Комиссар смотрел на него не мигая, что-то соображал. Потом сказал отчетливо, словно и не в бреду:

— Матрос! Ты в корне неправ. — И он погрозил эстонцу строгим пальцем.

— Я не матрос. Я стрелок Уно Парте.

— Запомни, матрос, — продолжал комиссар, — Красная Армия не подавит свободную личность!.. Она даст простор…

Эстонец усмехнулся.

— Ты умный потом. Надо было тогда так красиво сказать! Теперь молчи, спи.

Амелин послушно улегся на скамью.

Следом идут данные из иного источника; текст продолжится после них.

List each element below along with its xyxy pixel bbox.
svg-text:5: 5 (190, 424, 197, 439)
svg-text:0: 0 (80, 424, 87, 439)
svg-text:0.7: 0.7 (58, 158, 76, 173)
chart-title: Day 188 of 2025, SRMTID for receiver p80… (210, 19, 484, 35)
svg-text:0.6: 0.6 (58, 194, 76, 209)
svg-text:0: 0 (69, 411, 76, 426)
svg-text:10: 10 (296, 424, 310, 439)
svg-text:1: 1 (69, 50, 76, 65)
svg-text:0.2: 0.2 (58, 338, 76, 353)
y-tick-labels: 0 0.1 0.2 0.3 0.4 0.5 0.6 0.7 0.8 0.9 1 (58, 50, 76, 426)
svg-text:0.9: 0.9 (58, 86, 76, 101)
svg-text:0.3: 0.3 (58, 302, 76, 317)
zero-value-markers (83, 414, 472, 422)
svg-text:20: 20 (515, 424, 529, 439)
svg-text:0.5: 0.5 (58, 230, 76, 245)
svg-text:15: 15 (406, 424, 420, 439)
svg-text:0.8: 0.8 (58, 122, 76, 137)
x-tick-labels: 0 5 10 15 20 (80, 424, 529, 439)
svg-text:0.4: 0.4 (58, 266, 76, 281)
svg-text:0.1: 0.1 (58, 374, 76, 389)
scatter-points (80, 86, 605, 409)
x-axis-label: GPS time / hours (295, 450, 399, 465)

Уно намочил из фляги-манерки тряпицу, пристроил комиссару на лоб и снова запыхтел своей трубочкой. Но не надолго. Комиссар рывком сел на скамейке и уперся в эстонца дикими малярийными глазами.

— Я стрелок Уно Парте, — сказал он тревожно. — А ты кто?

— Я тоже, — ответил эстонец.


Утро началось как-то непонятно. Сонными мухами ползали по перрону солдаты — кто с заплечным мешком «сидором», кто с чайником. Впрочем, чайники были ни к чему. Торчал, правда, из стены медный кран и над ним имелась заманчивая надпись «КИПЯТОК». Но корытце под краном было до краев заполнено льдом, а из медного носика, словно замерзшая сопля, торчала сосулька.

Перед станционным буфетом сидел, грелся на зимнем солнышке эстонец Уно. К двери буфета была прилеплена бумажка «КОМИССАР 38-го ГРЕНАДЕРСКОГО ПОЛКА АМЕЛИН Д.С.».

Подошел рябой солдат, почитал эту бумажку, потом оторвал краешек: не из баловства, а для дела — соорудить самокрутку.

— Зачем портил? — строго сказал Уно.

Солдат офызнулся:

— Ты, Уно Гансович, при своем комиссаре прямо как цепной бобик стал… И какой тебе в этом интерес?

Уно посопел своей черной трубочкой и неохотно сказал:

— Есть один интерес… Но это секрет.

— А ты поделись, — попросил рябой. — Я ведь, знаешь, не из колокольчиков. Языком зря бить не буду.

— Аустрийские ботинки, — сообщил эстонец, понизив голос. — Двойные подметки, спиртовой кожа… Тут медный заклепочки, тут и вот тут стальной подковки…

Солдат жадно ждал продолжения.

— Завтра, ну послезавтра комиссар будет получать целый вагон такие ботинки… Дадут добровольцам Красной Армии, а больше никто не дадут. А мне дадут. Две пары.